Bereits nach der Playoff-Auslosung Mitte Oktober schob Dzeko die Verantwortung hinüber zum Weltstar von Real: „Jedes Team, in dem Ronaldo spielt, ist Favorit.“ Sein Trainer Safet Susic sieht die beiden Topstürmer derweil fast schon auf Augenhöhe: „Warum sollte uns also nicht eine Überraschung gelingen? Die haben Cristiano Ronaldo, wir haben Edin Dzeko.“ Die Portugiesen kämpfen derweil auch für die eigene Erfolgsserie, seit 1996 sind sie bei EM-Turnieren immer mindestens ins Viertelfinale gekommen.

Auch bei den anderen Playoff-Paarungen könnten große Namen auf der Strecke bleiben. Dzekos kroatischer Premier-League-Kollege Luka Modric muss sich in zwei erwartbar hitzigen Spielen gegen die Türkei durchsetzen, ihm zur Seite steht eine ganze Armada derzeitiger und ehemaliger Bundesliga-Profis, mit Wolfsburgs Mario Mandzukic an der Spitze. Die Türken ihrerseits verfügen seit diesem Jahr über zwei Profis von Real Madrid. Während Hamit Altintop seine Mannschaft wie gewohnt als Kapitän aufs Feld führen wird, ist Nuri Sahin nach langer Verletzung noch nicht mit dabei.

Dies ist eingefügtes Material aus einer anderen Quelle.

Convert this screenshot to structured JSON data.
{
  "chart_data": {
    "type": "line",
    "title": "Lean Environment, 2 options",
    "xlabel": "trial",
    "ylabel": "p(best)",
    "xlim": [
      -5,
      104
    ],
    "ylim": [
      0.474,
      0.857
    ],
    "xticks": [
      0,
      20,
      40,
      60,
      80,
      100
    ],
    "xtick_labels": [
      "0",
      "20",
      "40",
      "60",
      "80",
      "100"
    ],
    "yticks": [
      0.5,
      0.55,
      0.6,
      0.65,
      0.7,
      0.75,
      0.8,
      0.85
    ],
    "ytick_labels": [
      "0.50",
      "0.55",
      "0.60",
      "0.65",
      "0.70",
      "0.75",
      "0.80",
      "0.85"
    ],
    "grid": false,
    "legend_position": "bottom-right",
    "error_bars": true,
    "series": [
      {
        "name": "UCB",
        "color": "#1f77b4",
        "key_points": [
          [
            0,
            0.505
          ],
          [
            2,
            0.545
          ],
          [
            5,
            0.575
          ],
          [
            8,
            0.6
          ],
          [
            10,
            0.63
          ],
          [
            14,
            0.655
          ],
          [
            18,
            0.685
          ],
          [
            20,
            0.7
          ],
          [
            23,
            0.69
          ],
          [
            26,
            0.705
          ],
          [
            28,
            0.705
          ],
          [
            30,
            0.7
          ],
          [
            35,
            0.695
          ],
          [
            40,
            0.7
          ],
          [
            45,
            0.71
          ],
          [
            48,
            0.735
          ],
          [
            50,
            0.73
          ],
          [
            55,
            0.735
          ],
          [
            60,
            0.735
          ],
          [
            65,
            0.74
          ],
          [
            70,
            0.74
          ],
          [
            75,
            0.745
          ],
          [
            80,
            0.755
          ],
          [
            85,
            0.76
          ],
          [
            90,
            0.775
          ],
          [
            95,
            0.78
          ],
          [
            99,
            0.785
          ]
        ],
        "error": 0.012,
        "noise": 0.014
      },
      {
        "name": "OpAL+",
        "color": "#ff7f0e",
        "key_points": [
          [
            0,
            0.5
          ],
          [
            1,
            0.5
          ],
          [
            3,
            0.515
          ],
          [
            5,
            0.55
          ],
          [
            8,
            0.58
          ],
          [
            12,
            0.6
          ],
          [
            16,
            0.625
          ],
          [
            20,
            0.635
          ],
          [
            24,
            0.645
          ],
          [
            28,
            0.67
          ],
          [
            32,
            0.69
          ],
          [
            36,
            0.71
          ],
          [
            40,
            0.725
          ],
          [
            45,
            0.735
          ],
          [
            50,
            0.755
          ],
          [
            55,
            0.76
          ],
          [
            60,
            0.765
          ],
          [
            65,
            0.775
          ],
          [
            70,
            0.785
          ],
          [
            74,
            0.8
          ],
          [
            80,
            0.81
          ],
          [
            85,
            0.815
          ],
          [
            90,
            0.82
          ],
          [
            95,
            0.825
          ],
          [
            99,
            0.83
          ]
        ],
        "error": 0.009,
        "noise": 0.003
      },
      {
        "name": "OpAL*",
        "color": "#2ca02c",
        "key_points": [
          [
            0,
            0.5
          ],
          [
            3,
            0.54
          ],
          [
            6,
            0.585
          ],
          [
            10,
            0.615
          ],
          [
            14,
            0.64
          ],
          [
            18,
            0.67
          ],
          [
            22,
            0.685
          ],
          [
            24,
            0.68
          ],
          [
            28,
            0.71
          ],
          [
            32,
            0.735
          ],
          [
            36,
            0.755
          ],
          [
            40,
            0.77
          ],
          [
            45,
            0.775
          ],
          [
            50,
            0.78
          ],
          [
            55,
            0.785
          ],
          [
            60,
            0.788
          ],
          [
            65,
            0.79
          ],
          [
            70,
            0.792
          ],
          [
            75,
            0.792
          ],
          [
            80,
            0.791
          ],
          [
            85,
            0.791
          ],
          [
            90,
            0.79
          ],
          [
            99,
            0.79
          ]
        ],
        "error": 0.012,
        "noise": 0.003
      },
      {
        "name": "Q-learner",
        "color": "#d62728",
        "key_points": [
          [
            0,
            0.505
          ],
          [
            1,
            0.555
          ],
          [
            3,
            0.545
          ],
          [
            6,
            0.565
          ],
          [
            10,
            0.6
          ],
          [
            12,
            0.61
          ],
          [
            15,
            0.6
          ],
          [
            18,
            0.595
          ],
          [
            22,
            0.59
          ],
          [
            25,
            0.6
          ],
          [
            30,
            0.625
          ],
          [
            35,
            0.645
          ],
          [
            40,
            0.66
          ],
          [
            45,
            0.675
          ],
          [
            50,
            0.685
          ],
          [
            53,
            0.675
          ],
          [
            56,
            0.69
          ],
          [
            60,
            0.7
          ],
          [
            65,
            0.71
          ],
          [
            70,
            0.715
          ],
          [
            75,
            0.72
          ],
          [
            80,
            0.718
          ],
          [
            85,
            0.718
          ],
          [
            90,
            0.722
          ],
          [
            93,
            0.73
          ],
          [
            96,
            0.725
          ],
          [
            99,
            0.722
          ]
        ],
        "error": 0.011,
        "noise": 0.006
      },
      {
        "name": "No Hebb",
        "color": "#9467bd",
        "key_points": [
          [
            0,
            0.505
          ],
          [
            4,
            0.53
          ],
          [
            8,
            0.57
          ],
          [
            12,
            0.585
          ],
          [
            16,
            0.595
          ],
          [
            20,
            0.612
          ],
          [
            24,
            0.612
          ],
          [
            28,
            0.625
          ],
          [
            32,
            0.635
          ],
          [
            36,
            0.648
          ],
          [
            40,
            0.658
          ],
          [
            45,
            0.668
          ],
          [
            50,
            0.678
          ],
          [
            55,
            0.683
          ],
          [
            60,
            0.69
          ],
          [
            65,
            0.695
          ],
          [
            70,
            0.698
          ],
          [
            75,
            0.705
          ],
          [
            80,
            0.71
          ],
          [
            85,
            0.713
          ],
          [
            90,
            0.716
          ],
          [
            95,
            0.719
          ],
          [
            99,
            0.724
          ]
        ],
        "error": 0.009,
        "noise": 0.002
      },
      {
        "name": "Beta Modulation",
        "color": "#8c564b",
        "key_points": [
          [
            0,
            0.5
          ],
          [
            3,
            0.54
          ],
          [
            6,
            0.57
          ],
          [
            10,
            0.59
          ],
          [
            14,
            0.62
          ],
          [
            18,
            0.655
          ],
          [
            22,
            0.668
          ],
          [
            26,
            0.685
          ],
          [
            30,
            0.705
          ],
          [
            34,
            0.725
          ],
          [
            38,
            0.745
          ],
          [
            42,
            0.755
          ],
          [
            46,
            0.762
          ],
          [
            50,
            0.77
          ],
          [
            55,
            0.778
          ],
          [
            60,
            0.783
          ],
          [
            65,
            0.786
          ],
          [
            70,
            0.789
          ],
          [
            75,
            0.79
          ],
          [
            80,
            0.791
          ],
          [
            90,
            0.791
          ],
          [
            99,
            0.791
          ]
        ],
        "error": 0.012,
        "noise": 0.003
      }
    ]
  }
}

Die Tschechen Tomas Rosicky und Milan Baros sind mit ihren mittlerweile 31 und 30 Jahren schon als Altstars zu klassifizieren, ihr großer Auftritt auf Europas Bühne liegt bereits sieben Jahre zurück. Gegen Montenegro um die Italien-Profis Mirko Vucinic (Juventus) und Stevan Jovetic (Florenz) will der Halbfinalist von 2004 nach dem Vorrunden-Aus 2008 nun zunächst das Minimalziel erreichen: Die Verlosung der EM-Gruppen am 2. Dezember in Kiew. Je nach Verlauf der Playoff-Spiele dürfte dann der eine oder andere Starspieler zähneknirschend auf dem heimischen Sofa sitzen.